Lieber Herr Patzelt, Sie sind Mitglied des Imperiums als Mitglied der Regierungspartei, ebenso wie Herr Vaatz. Es muß starke Gründe geben, sich als Bundeskanzlerin so zu verhalten wie die aktuelle; übersteigerten Machtwillen oder dauernde Irrtümer und all diesen personifizierten Quatsch kann man getrost ausschließen, solche Dinge hätte die innerparteiliche Demokratie behoben. In diesem Sinne verbreiten Sie mit Ihren heiteren Metaphern „die sächsische CDU begibt sich voller liebeswilliger Vorfreude…“ Nebelkerzen. Die Wahrheit wird eher lauten: So…oder rückgängig!

Birgit
2 Monate her

„Das waren noch Zeiten, als man „Querdenker“ als Ehrentitel benutzte und „Unangepasste“ lobte!“ QUERDENKEN ist – rein darwinistisch betrachtet – vor allem auch die nötige ‚Mutation‘, die das Althergebrachte auf den Prüfstand stellt… – ob sich nicht etwas besseres findet – landläufig auch ‚Entwicklung‘ genannt. So handelt die Natur seit Jahrmillionen sehr erfolgreich und um einiges klüger weil weitsichtiger und somit lebensfähiger, als ausgerechnet die Partei, die die Natur vorgeblich schützt.
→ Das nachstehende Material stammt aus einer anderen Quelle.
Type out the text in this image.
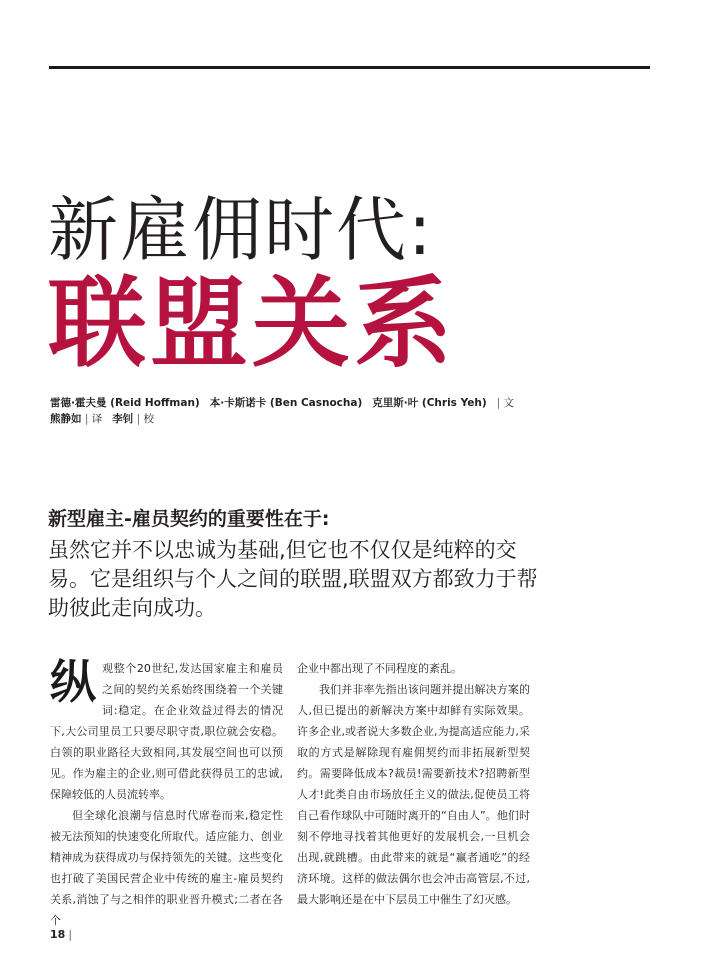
新雇佣时代:
联盟关系
雷德·霍夫曼 (Reid Hoffman) 本·卡斯诺卡 (Ben Casnocha) 克里斯·叶 (Chris Yeh) | 文
熊静如 | 译 李钊 | 校
新型雇主-雇员契约的重要性在于:

虽然它并不以忠诚为基础,但它也不仅仅是纯粹的交易。它是组织与个人之间的联盟,联盟双方都致力于帮助彼此走向成功。

纵观整个20世纪,发达国家雇主和雇员之间的契约关系始终围绕着一个关键词:稳定。在企业效益过得去的情况下,大公司里员工只要尽职守责,职位就会安稳。白领的职业路径大致相同,其发展空间也可以预见。作为雇主的企业,则可借此获得员工的忠诚,保障较低的人员流转率。

但全球化浪潮与信息时代席卷而来,稳定性被无法预知的快速变化所取代。适应能力、创业精神成为获得成功与保持领先的关键。这些变化也打破了美国民营企业中传统的雇主-雇员契约关系,消蚀了与之相伴的职业晋升模式;二者在各个

企业中都出现了不同程度的紊乱。

我们并非率先指出该问题并提出解决方案的人,但已提出的新解决方案中却鲜有实际效果。许多企业,或者说大多数企业,为提高适应能力,采取的方式是解除现有雇佣契约而非拓展新型契约。需要降低成本?裁员!需要新技术?招聘新型人才!此类自由市场放任主义的做法,促使员工将自己看作球队中可随时离开的“自由人”。他们时刻不停地寻找着其他更好的发展机会,一旦机会出现,就跳槽。由此带来的就是“赢者通吃”的经济环境。这样的做法偶尔也会冲击高管层,不过,最大影响还是在中下层员工中催生了幻灭感。

18 |
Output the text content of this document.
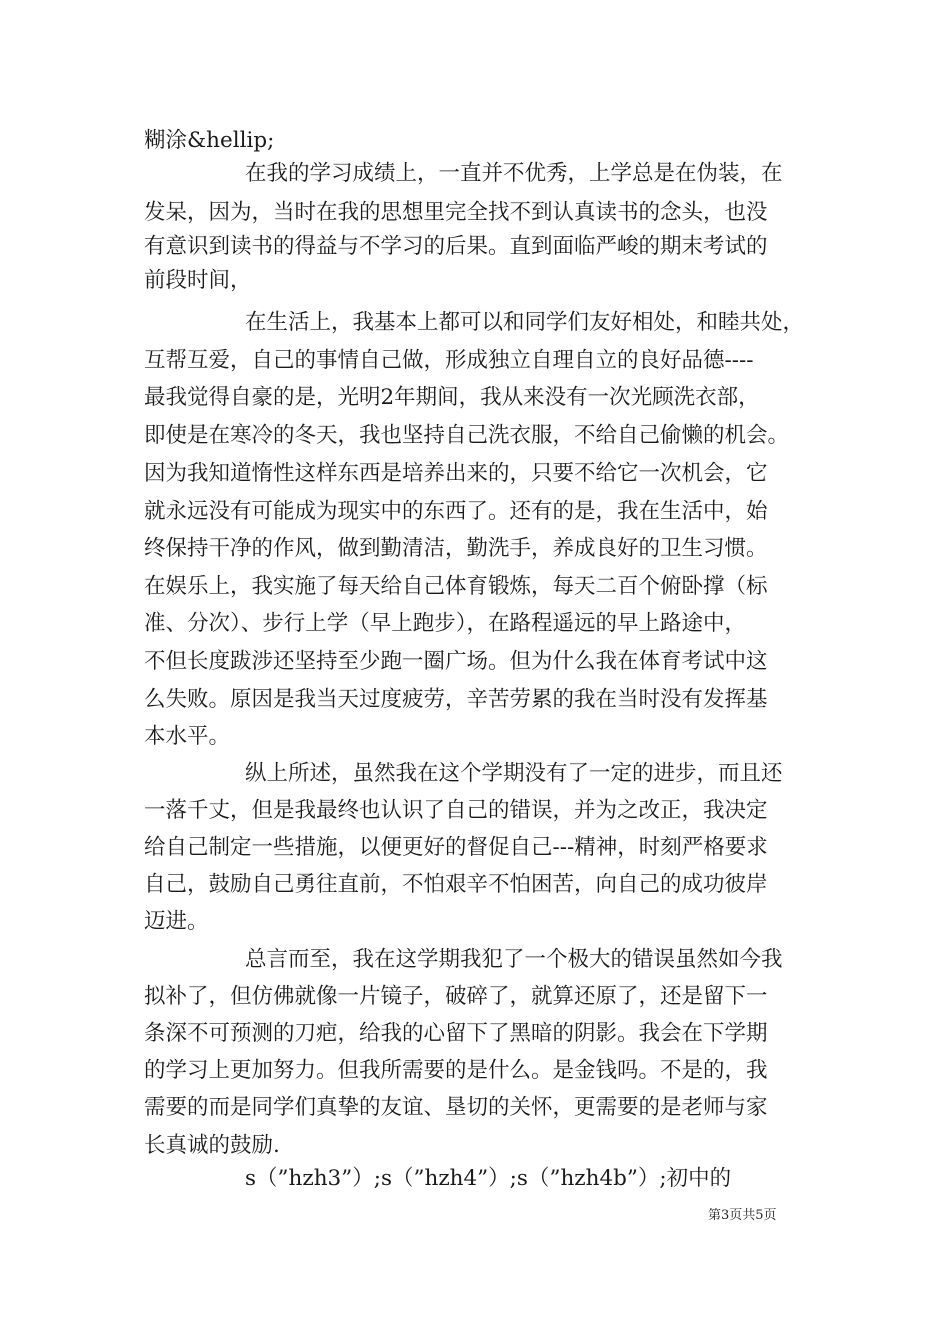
糊涂&hellip;

在我的学习成绩上，一直并不优秀，上学总是在伪装，在

发呆，因为，当时在我的思想里完全找不到认真读书的念头，也没

有意识到读书的得益与不学习的后果。直到面临严峻的期末考试的

前段时间，

在生活上，我基本上都可以和同学们友好相处，和睦共处，

互帮互爱，自己的事情自己做，形成独立自理自立的良好品德----

最我觉得自豪的是，光明2年期间，我从来没有一次光顾洗衣部，

即使是在寒冷的冬天，我也坚持自己洗衣服，不给自己偷懒的机会。

因为我知道惰性这样东西是培养出来的，只要不给它一次机会，它

就永远没有可能成为现实中的东西了。还有的是，我在生活中，始

终保持干净的作风，做到勤清洁，勤洗手，养成良好的卫生习惯。

在娱乐上，我实施了每天给自己体育锻炼，每天二百个俯卧撑（标

准、分次）、步行上学（早上跑步），在路程遥远的早上路途中，

不但长度跋涉还坚持至少跑一圈广场。但为什么我在体育考试中这

么失败。原因是我当天过度疲劳，辛苦劳累的我在当时没有发挥基

本水平。

纵上所述，虽然我在这个学期没有了一定的进步，而且还

一落千丈，但是我最终也认识了自己的错误，并为之改正，我决定

给自己制定一些措施，以便更好的督促自己---精神，时刻严格要求

自己，鼓励自己勇往直前，不怕艰辛不怕困苦，向自己的成功彼岸

迈进。

总言而至，我在这学期我犯了一个极大的错误虽然如今我

拟补了，但仿佛就像一片镜子，破碎了，就算还原了，还是留下一

条深不可预测的刀疤，给我的心留下了黑暗的阴影。我会在下学期

的学习上更加努力。但我所需要的是什么。是金钱吗。不是的，我

需要的而是同学们真挚的友谊、垦切的关怀，更需要的是老师与家

长真诚的鼓励.

s（”hzh3”）;s（”hzh4”）;s（”hzh4b”）;初中的

第3页共5页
Diese Beobachtung wiederum zeigt, dass außer Machtstreben, Käuflichkeit, Ignoranz, Besserwisserei etc. auch eine riesige Portion Verlogenheit, die inzwischen ja sogar bewiesene, wissenschaftliche FAKTEN einfach verneint, im Spiel sein muss.… Mehr

Rainer12
2 Monate her

Die Aussagen dieses Artikels könnte ich vorbehaltlos unterschreiben.

nonwo
2 Monate her

Der Parteienstaat ist komplett durchkorrumpiert.

Das System braucht den Reset mit einer neuen Verfassung.

Aber die Mehrheit der Schlafmichel arrangiert sich lieber mit dem Totalitarismus.

Mit Sklavenstolz tragen sie ihre Maske und denunzieren jeden, der nicht so gestört ist wie sie selbst.

Nibelung
2 Monate her

Zuviel gesprochen, machen wir es den Staatszersetzern nach auf ebenso wirkungsvolle Art, denn sie denken ja garnicht daran, ihren falschen Kurs zu ändern und ihnen kann man nur über Massendemonstrationen und Verweigerung von bürgerlichen Pflichten begegnen um sie zur Räson zu bringen, auch Mißachtung bis hinein in den kleinsten Gemeindebereich wäre ein probates Mittel, weil herrschen nur Spaß macht, wenn man auch beachtet wird, gezeigtes Mißfallen an jeder Ecke macht unsicher und verdirbt die Lust an der Öffentlichkeitsarbeit, oder sie ändern sich, dann könnte man ja wieder versöhnlicher sein.

Epouvantail du Neckar
2 Monate her
Antworten an  Nibelung

Werter @ Nibelung, „gezeigtes Mißfallen“ schlägt den „Staatszersetzern“ (Ihre Worte) doch wohl beim Lesen von Kommentaren im Internet zu Genüge entgegen. Ich schätze, sie spülen es, wie einst die DDR-Nomenklatura, mit reichlich Alkohol hinunter. Im Bundesschlafwagenabteil, aka Reichstag, sollen sogar auch andere Drogen genossen werden.

Lucius de Geer
2 Monate her

Patzelt arbeitet sich an der CDU ab, Vaatz ist dort sogar immer noch Mitglied! Also entweder kein Grund zur Beschwerde oder Wechsel der Fronten. Tertium don datur. Kein Mitleid mit solchen Leuten, die es besser wissen müssten und die unser Volk dringend braucht. Wer immer noch der CDU nahesteht oder ihr angehört, verdient nur Verachtung.